Jika ada orang yang ternyata sanggup memaafkan kesalahan-kesalahan demikian, artinya kesalahan itu sebenarnya memang bisa dimaafkan. Jika tak bisa dimaafkan, pastilah tak ada satu pun yang bisa memaafkan jenis kesalahan demikian. Nyatanya ada orang yang bisa memaafkan. Sederhananya, bisa dimaafkan atau tidak bukanlah ditakar dari jenis kesalahannya, tapi bergantung pada sanggup tidaknya pihak yang terlukai untuk memberi permaafan.
Tapi kenapa masih saja ada –akan selalu ada– permintaan maaf yang bertepuk sebelah tangan?
“Ente sih enak aja bilang maaf, soalnya gak ngalamin sendiri macam mana sakitnya. Coba kalo ente ngalamin sendiri….” begitu biasanya orang-orang membangun benteng pertahanan tiap kali diberi pilihan untuk memberi maaf. Alih-alih mencoba menjajal kemungkinan-kemungkinan baru, mereka lebih memilih mencari pembenaran atas pilihannya untuk terus menerus memersoalkan masa silam, bahkan mencoba meminta permakluman pada siapa saja ihwal pilihannya itu.

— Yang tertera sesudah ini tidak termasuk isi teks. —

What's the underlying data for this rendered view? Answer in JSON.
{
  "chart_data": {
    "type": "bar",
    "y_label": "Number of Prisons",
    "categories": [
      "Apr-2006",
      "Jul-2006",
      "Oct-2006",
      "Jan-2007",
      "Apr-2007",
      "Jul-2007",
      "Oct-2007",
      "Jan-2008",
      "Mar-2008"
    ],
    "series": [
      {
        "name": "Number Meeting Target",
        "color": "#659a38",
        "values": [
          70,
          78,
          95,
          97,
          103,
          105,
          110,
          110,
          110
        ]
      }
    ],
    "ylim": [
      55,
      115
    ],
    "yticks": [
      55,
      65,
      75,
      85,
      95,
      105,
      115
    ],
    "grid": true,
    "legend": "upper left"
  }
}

Barangkali memang benar luka yang terperam itu sungguhlah menganga lebar dan tak tersembuhkan. Tapi kita tak mungkin hidup dengan terus dikangkangi masa lalu, melulu dibayang-bayangi peristiwa yang terjadi pada masa silam. Sejarah tak mungkin terbarukan. Ia sudah terjadi, hanya sekali terjadi, dan tak mungkin diperbaiki, begitulah memang adanya. Ein malig, kata orang Jerman.
Mereka baru bisa lega jika orang yang telah melukainya merasakan pula seperti apa ganasnya luka, tak jadi soal jika pembalasan itu dilakukan orang lain atau oleh tangan mereka sendiri. Di sini, tak ada yang berubah, tak pula ada yang bergerak maju. Yang ada cuma pergantian peran: pelaku menjadi korban dan korban menjadi pelaku. Teori “siklus kekerasan” yang diperkenalkan oleh Dom Helder Camara, seorang teolog berhaluan “kiri” dari Brazil, dibangun berdasarkan situasi di atas.

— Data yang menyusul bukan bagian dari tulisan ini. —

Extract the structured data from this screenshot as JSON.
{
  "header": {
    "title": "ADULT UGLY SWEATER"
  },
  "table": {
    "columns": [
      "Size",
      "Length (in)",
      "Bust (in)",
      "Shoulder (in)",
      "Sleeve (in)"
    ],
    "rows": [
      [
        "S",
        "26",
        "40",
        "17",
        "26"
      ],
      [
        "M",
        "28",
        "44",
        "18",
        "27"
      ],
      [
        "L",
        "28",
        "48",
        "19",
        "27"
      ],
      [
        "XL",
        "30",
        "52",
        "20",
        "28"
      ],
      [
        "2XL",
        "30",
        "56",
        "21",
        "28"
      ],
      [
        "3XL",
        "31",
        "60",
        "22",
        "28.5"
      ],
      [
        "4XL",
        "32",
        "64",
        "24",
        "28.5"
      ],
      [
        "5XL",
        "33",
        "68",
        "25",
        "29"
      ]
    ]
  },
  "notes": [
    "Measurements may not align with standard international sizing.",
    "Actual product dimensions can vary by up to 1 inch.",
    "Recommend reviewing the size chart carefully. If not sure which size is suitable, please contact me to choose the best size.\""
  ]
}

Sementara jika korban tak sanggup atau tak berani untuk membalas dendam, ia niscaya akan menghabiskan hidupnya dengan dendam yang tak tersembuhkan.
Ini jenis kesakitan ganda: luka lama belum/tak tersembuhkan, datang pula kesakitan baru, yang bernama dendam tak terpulihkan, yang akan terus dibawa hingga tua, sampai entah kapan ujungnya. Menanggung dendam yang tak terbayarkan (karena tak sanggup/tak berani membalaskannya) adalah sejenis rasa sakit yang sukar dicari penawarnya. Ia adalah siksaan yang bisa membuat hidup menjadi sukar ditanggungkan, menjadikan sisa usia tak ubahnya seperti besi yang berkarat.

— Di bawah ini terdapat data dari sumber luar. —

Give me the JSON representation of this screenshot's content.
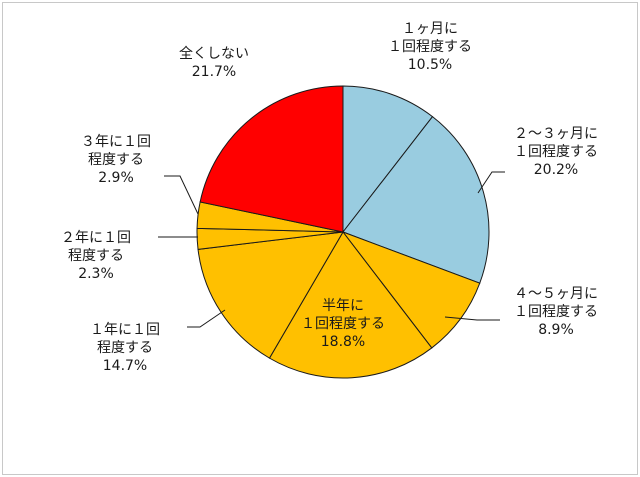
{
  "chart_data": {
    "type": "pie",
    "title": "",
    "start": "12 o'clock",
    "direction": "clockwise",
    "legend": "none",
    "slices": [
      {
        "lines": [
          "１ヶ月に",
          "１回程度する"
        ],
        "value_label": "10.5%",
        "value": 10.5,
        "color": "#99cce0"
      },
      {
        "lines": [
          "２～３ヶ月に",
          "１回程度する"
        ],
        "value_label": "20.2%",
        "value": 20.2,
        "color": "#99cce0"
      },
      {
        "lines": [
          "４～５ヶ月に",
          "１回程度する"
        ],
        "value_label": "8.9%",
        "value": 8.9,
        "color": "#ffc000"
      },
      {
        "lines": [
          "半年に",
          "１回程度する"
        ],
        "value_label": "18.8%",
        "value": 18.8,
        "color": "#ffc000"
      },
      {
        "lines": [
          "１年に１回",
          "程度する"
        ],
        "value_label": "14.7%",
        "value": 14.7,
        "color": "#ffc000"
      },
      {
        "lines": [
          "２年に１回",
          "程度する"
        ],
        "value_label": "2.3%",
        "value": 2.3,
        "color": "#ffc000"
      },
      {
        "lines": [
          "３年に１回",
          "程度する"
        ],
        "value_label": "2.9%",
        "value": 2.9,
        "color": "#ffc000"
      },
      {
        "lines": [
          "全くしない"
        ],
        "value_label": "21.7%",
        "value": 21.7,
        "color": "#ff0000"
      }
    ]
  }
}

Cara termudah untuk mengatasi dendam adalah dengan melupakannya. Masalahnya, benarkah lupa bisa membebaskan kita?
Saya, lagi-lagi, tidak begitu yakin. Bukan hanya karena mustahil bisa melupakan dendam dengan begitu saja, tapi lebih karena lupa membuat manusia kehilangan momentum untuk terus belajar dari kesalahan-kesalahan yang pernah dibuat pada masa silam, entah dilakukan oleh orang lain atau diri kita sendiri. Ya, lupa sebagian akan membuat kita terbebas dari masa lalu, tapi sebagiannya lagi membuat kita kehilangan cermin untuk belajar.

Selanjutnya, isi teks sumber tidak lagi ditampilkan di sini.